Even if it’s a decades-old industry, video games remain an incredibly young business that stands at the forefront of new technologies including, obviously, AI.
Since the beginning of the year, AI has been all about multimodal models and notably text-to-video, with OpenAI revealing its generative model Sora. But Google pushed the envelope of what’s possible, with its DeepMind unit showing in recent weeks its text-to-video games model (pictured above), called Genie (for “GENerative Interactive Environment”).
Genie, which was trained on 30,000 hours of video of hundreds of 2D platform games, is indeed able to build playable games in the style of classic 2D platformers like Super Mario based on a prompt that can take the form of a short description, a hand-drawn sketch, or a photo.
As one would expect, the technology is still early stage and has some limitations. Notably, the games built by Genie are slow, running at one frame per second vs. 20-30fps for basic playable games and 60-120fps for current PC/console games. That said, as AI inference speed is expected to improve materially, game speeds around 30fps should be within reach over the next couple of years.
The implications for the gaming/Metaverse industry are massive. Generative AI indeed takes assistive technology to a new level, materially reducing development times not only for gaming assets creation but also for music generation and animation, hence materially speeding up the creation of games and virtual worlds. It is also a game changer in terms of development costs as it is expected to make creative and development teams much more efficient by letting them focus on complex tasks (design of key avatars/settings, scenario, virtual world mechanics…) and get rid of basic artwork and time-consuming processes (simple code snippets, software testing and documentation…).

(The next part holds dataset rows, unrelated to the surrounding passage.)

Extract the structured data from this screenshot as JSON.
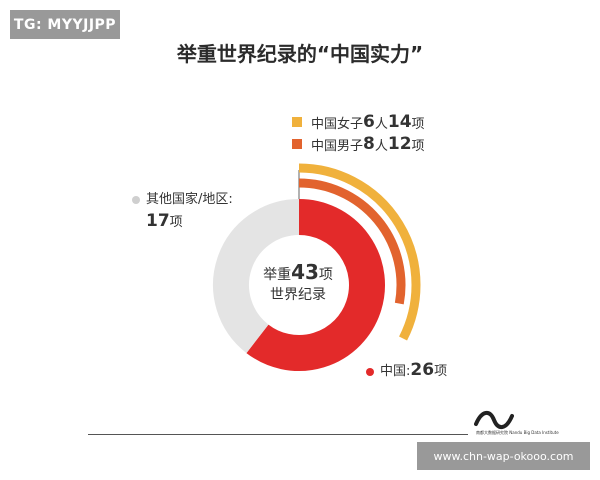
{
  "watermark_top": "TG: MYYJJPP",
  "watermark_bottom": "www.chn-wap-okooo.com",
  "logo_text": "南都大数据研究院 Nandu Big Data Institute",
  "chart_data": {
    "type": "pie",
    "title": "举重世界纪录的“中国实力”",
    "center_label": {
      "prefix": "举重",
      "number": "43",
      "suffix": "项",
      "line2": "世界纪录"
    },
    "slices": [
      {
        "name": "中国",
        "label": "中国:",
        "value": 26,
        "unit": "项",
        "color": "#e32a2a"
      },
      {
        "name": "其他国家/地区",
        "label": "其他国家/地区:",
        "value": 17,
        "unit": "项",
        "color": "#e4e4e4"
      }
    ],
    "total": 43,
    "breakdown_of": "中国",
    "breakdown": [
      {
        "name": "中国女子",
        "people": 6,
        "people_unit": "人",
        "records": 14,
        "unit": "项",
        "color": "#f0b13c"
      },
      {
        "name": "中国男子",
        "people": 8,
        "people_unit": "人",
        "records": 12,
        "unit": "项",
        "color": "#e2632e"
      }
    ]
  }
}
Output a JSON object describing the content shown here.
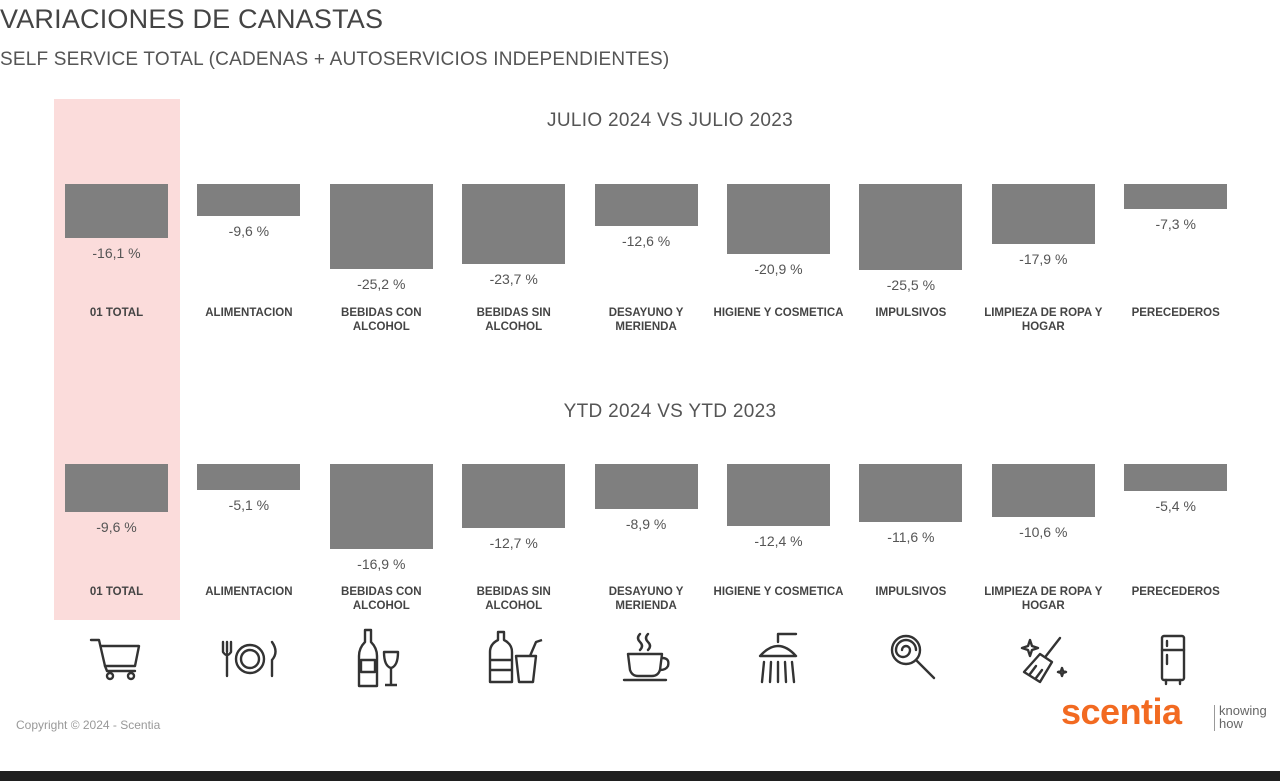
{
  "header": {
    "title": "VARIACIONES DE CANASTAS",
    "subtitle": "SELF SERVICE TOTAL (CADENAS + AUTOSERVICIOS INDEPENDIENTES)"
  },
  "chart_data": [
    {
      "type": "bar",
      "title": "JULIO 2024 VS JULIO 2023",
      "categories": [
        "01 TOTAL",
        "ALIMENTACION",
        "BEBIDAS CON ALCOHOL",
        "BEBIDAS SIN ALCOHOL",
        "DESAYUNO Y MERIENDA",
        "HIGIENE Y COSMETICA",
        "IMPULSIVOS",
        "LIMPIEZA DE ROPA Y HOGAR",
        "PERECEDEROS"
      ],
      "values": [
        -16.1,
        -9.6,
        -25.2,
        -23.7,
        -12.6,
        -20.9,
        -25.5,
        -17.9,
        -7.3
      ],
      "labels": [
        "-16,1 %",
        "-9,6 %",
        "-25,2 %",
        "-23,7 %",
        "-12,6 %",
        "-20,9 %",
        "-25,5 %",
        "-17,9 %",
        "-7,3 %"
      ],
      "color": "#7f7f7f",
      "highlight_category": "01 TOTAL"
    },
    {
      "type": "bar",
      "title": "YTD 2024 VS YTD 2023",
      "categories": [
        "01 TOTAL",
        "ALIMENTACION",
        "BEBIDAS CON ALCOHOL",
        "BEBIDAS SIN ALCOHOL",
        "DESAYUNO Y MERIENDA",
        "HIGIENE Y COSMETICA",
        "IMPULSIVOS",
        "LIMPIEZA DE ROPA Y HOGAR",
        "PERECEDEROS"
      ],
      "values": [
        -9.6,
        -5.1,
        -16.9,
        -12.7,
        -8.9,
        -12.4,
        -11.6,
        -10.6,
        -5.4
      ],
      "labels": [
        "-9,6 %",
        "-5,1 %",
        "-16,9 %",
        "-12,7 %",
        "-8,9 %",
        "-12,4 %",
        "-11,6 %",
        "-10,6 %",
        "-5,4 %"
      ],
      "color": "#7f7f7f",
      "highlight_category": "01 TOTAL"
    }
  ],
  "icons": [
    "shopping-cart-icon",
    "cutlery-plate-icon",
    "wine-bottle-icon",
    "soda-bottle-cup-icon",
    "coffee-cup-icon",
    "shower-icon",
    "lollipop-icon",
    "broom-icon",
    "fridge-icon"
  ],
  "colors": {
    "bar": "#7f7f7f",
    "highlight": "#fbdcdb",
    "brand": "#f26a21"
  },
  "footer": {
    "copyright": "Copyright © 2024 - Scentia",
    "brand": "scentia",
    "tagline_line1": "knowing",
    "tagline_line2": "how"
  }
}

While we are still in the early days of generative AI, some software developers estimate that they can be 25% more productive when AI automates manual processes such as code documentation and testing. Even taking a more cautious assumption (10% productivity gain), we estimate that the impact for companies building video games and virtual worlds would stand at least at +300/400bps on operating margins, pointing to a 10-15% EPS upside potential.
While we see margin upside for many players and notably the biggest game publishers (e.g. EA, Take-Two, Tencent…), we also see some downside risks for other players, notably mobile and casual game publishers (e.g. Playtika), as AI is expected to significantly lower the barriers to entry in mobile games and as anyone will soon have the ability to develop a casual game with the help of AI tools.

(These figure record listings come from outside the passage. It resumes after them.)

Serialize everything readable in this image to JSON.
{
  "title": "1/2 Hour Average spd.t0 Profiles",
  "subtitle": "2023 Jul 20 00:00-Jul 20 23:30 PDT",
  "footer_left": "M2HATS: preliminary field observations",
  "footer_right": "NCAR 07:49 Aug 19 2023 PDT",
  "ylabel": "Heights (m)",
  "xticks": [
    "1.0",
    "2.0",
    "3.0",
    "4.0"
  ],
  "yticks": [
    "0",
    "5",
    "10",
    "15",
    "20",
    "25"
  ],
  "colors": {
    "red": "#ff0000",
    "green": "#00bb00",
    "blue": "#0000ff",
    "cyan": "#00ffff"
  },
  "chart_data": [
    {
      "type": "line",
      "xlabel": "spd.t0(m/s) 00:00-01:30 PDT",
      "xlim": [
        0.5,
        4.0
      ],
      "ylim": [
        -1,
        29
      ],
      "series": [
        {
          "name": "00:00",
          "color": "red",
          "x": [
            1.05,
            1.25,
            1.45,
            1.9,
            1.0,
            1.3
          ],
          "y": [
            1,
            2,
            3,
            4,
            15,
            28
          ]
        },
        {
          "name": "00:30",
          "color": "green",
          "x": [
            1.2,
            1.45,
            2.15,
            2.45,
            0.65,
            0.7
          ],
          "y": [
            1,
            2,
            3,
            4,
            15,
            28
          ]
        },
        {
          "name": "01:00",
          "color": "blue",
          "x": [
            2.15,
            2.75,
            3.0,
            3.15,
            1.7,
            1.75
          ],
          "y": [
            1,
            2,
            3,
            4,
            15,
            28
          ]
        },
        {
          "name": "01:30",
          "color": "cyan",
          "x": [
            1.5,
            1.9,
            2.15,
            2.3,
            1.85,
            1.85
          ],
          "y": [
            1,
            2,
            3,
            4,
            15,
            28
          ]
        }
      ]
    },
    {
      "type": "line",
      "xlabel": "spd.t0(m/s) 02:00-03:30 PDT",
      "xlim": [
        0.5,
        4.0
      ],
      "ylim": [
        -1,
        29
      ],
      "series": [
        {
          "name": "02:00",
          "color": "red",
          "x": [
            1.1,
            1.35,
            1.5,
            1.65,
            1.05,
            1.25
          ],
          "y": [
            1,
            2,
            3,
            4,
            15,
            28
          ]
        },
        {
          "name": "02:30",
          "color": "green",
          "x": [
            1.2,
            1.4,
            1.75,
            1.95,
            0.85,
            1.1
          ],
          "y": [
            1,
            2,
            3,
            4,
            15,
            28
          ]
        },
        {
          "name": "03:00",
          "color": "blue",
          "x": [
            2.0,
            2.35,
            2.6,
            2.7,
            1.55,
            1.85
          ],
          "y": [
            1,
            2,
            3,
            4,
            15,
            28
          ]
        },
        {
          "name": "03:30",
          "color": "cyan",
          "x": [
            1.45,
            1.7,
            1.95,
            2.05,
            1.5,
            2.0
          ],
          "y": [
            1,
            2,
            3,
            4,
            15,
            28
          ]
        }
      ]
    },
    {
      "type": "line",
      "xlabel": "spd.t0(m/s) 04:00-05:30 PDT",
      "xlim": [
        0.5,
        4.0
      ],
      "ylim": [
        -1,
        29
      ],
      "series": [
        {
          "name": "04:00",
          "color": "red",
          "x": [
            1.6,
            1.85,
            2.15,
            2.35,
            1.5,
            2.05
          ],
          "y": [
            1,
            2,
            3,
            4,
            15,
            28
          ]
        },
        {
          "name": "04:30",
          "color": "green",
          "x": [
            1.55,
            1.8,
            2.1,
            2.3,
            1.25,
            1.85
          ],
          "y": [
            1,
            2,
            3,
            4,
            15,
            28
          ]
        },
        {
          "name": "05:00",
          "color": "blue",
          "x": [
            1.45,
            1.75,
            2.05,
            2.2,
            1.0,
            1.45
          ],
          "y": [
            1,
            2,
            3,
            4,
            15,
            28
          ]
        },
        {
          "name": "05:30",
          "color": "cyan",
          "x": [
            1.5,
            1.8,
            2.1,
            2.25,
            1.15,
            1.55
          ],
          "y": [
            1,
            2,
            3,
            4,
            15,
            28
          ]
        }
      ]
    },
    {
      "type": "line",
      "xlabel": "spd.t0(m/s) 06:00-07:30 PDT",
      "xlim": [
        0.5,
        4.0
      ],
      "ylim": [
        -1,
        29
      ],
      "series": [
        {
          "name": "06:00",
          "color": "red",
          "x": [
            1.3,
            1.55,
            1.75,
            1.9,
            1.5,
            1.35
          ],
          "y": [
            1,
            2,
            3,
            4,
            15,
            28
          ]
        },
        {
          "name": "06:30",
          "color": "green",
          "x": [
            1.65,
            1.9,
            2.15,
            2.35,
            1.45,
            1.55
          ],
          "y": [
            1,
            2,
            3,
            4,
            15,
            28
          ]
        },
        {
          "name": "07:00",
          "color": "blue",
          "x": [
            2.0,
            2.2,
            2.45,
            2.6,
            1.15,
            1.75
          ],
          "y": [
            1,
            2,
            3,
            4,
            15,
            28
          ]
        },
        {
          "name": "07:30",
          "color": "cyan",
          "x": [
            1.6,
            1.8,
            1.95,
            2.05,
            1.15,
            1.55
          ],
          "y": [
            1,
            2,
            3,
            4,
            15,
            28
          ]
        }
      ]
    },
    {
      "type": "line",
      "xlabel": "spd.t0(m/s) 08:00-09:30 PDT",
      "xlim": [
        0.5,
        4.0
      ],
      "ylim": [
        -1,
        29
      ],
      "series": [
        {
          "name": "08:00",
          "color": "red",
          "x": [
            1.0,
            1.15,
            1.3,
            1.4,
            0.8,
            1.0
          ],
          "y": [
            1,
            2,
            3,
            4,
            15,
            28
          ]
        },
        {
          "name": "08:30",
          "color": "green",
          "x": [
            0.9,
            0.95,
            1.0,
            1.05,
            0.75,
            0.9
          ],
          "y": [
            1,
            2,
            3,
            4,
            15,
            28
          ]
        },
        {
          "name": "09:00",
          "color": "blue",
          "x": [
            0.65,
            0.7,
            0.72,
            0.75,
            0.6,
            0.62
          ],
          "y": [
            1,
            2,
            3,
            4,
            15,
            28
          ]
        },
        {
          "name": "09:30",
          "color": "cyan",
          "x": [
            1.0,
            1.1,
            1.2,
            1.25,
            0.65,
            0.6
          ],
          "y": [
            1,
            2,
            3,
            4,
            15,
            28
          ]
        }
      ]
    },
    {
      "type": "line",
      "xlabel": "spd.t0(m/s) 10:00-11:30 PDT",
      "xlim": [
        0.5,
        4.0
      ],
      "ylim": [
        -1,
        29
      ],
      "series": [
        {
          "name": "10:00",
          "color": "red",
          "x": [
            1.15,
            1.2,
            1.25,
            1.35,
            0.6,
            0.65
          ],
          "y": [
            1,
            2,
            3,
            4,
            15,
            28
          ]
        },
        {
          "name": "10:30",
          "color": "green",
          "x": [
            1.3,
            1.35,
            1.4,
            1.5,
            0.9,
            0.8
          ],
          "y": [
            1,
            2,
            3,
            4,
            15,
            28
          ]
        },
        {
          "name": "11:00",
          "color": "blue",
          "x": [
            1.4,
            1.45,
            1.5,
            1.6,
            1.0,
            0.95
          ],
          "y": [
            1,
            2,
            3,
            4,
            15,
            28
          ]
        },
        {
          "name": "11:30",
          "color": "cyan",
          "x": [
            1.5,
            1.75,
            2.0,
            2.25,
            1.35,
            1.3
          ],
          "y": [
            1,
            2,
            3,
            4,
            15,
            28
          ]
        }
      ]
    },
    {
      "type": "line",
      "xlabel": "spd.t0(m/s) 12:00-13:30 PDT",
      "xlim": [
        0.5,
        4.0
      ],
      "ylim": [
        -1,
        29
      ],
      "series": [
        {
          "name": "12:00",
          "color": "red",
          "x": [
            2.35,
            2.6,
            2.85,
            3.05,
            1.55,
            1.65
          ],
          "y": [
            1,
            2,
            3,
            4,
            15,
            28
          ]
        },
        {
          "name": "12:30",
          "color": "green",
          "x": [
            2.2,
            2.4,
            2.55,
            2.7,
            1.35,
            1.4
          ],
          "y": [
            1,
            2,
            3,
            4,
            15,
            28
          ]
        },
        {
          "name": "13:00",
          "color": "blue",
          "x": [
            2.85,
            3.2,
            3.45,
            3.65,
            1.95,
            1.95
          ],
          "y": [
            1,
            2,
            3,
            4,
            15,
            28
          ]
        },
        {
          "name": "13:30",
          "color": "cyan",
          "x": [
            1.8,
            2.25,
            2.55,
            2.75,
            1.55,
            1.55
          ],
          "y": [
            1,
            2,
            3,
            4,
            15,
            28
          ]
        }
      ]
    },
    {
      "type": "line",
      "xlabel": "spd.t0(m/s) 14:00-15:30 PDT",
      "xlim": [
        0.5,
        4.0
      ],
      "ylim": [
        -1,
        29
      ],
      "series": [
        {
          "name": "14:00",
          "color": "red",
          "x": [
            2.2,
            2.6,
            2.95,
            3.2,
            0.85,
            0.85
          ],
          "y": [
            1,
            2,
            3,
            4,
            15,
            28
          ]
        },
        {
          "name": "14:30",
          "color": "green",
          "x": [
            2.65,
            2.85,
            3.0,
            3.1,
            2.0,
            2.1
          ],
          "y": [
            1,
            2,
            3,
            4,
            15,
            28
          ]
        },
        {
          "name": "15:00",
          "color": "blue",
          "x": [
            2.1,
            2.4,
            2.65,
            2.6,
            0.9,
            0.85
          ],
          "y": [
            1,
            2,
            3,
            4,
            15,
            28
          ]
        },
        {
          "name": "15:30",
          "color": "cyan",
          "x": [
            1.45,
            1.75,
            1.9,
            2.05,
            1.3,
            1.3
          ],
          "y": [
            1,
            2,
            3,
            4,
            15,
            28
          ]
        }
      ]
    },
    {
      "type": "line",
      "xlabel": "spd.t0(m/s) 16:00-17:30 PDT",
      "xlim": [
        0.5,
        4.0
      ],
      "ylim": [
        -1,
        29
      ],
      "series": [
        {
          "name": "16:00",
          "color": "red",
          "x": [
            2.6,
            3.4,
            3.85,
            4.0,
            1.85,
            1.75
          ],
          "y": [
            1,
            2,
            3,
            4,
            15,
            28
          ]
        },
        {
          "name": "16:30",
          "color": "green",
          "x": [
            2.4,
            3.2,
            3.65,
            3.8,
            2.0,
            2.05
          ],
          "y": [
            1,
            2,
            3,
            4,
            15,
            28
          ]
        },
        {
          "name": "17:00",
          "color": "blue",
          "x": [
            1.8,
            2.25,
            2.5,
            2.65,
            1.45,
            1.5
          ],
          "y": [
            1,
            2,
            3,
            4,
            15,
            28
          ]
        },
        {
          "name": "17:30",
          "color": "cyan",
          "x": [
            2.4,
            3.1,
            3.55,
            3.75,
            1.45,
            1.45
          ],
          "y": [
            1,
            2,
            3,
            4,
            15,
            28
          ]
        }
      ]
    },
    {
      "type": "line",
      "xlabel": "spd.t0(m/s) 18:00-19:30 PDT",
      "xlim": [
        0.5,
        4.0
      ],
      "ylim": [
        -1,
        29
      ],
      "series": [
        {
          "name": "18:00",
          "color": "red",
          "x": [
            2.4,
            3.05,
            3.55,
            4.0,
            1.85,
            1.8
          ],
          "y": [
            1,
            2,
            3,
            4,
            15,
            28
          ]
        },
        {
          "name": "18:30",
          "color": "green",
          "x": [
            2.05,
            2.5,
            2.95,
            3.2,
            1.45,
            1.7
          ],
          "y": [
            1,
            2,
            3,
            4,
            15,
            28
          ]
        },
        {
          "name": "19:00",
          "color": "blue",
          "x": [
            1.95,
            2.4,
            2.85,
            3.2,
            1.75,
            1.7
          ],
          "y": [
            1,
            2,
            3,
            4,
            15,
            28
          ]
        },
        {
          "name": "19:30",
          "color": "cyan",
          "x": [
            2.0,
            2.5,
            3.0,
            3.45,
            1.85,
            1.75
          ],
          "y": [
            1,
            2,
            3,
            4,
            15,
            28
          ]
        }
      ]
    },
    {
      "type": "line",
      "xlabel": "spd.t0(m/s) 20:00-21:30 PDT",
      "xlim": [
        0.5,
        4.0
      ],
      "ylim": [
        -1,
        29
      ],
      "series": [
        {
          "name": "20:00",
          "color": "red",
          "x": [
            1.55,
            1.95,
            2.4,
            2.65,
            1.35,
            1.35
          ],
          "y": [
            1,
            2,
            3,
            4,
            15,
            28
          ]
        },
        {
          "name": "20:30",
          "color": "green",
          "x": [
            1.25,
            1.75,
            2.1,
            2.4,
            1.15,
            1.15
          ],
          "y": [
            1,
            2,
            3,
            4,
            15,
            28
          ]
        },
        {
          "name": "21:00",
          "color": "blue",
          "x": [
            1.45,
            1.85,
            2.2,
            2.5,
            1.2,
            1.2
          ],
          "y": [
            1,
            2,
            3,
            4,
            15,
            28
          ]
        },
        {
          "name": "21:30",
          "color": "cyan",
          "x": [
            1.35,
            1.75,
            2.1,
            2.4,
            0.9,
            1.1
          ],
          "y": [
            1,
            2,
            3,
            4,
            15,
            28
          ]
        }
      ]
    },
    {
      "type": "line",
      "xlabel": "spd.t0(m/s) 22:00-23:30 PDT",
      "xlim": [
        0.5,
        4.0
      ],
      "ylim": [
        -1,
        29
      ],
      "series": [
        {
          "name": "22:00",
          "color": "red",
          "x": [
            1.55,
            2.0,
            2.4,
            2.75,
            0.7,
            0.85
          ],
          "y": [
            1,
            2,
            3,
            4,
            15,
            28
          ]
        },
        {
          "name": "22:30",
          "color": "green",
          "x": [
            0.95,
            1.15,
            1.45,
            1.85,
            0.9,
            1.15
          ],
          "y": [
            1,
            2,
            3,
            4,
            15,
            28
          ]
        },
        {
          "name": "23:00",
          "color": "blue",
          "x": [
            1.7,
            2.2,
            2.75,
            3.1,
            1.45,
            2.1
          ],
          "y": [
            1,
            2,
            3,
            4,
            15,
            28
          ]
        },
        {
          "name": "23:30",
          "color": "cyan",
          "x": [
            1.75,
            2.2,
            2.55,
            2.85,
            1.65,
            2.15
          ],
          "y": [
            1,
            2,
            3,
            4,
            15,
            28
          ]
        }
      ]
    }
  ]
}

Talking about AI tools, design software firms including Unity and privately-held Epic have been fast to integrate AI technology in their software products with the stated objective to speed up professional developers’ work and/or to bolster user-generated content, notably from users with no- or low-coding skills.

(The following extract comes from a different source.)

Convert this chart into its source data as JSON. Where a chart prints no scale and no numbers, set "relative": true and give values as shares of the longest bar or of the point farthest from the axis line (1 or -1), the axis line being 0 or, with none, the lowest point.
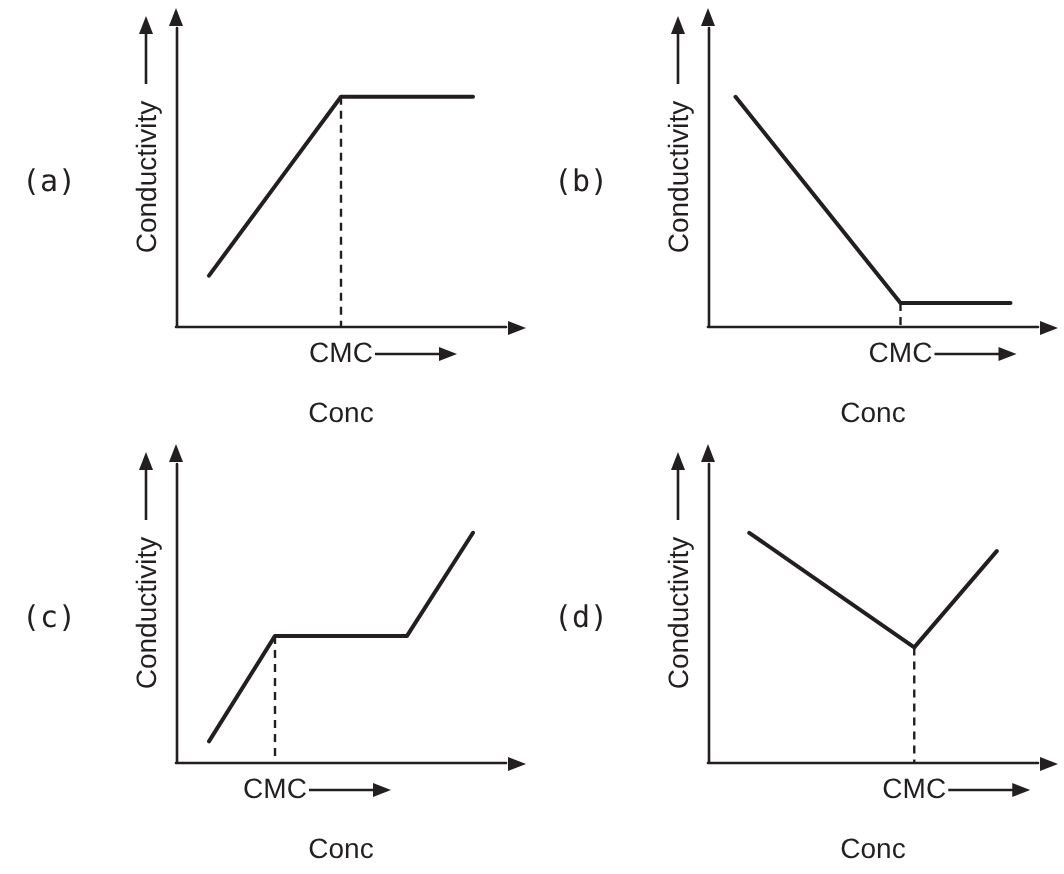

While these initiatives should spark some topline upside in the near term as game developers demand more and more AI tools, we are concerned that the competitive environment of these design software firms might intensify in the future as Google DeepMind has made no secret that Genie, that is an in-house research project for now, could one day be turned into a game-making tool. At some point, it’s also likely that some of the most powerful AI models will provide similar capabilities and will compete head to head with design software firms.
In conclusion, even if AI is likely to bring disruption to some gaming segments (mobile, software tools), its impact on large studios that have a competitive moat (= franchise strength) is expected to be largely positive at the margin/EPS levels. Virtual worlds such as Roblox should also benefit as AI should give a boost to platform content (and then user engagement/traffic) by opening content creation to non-professional users.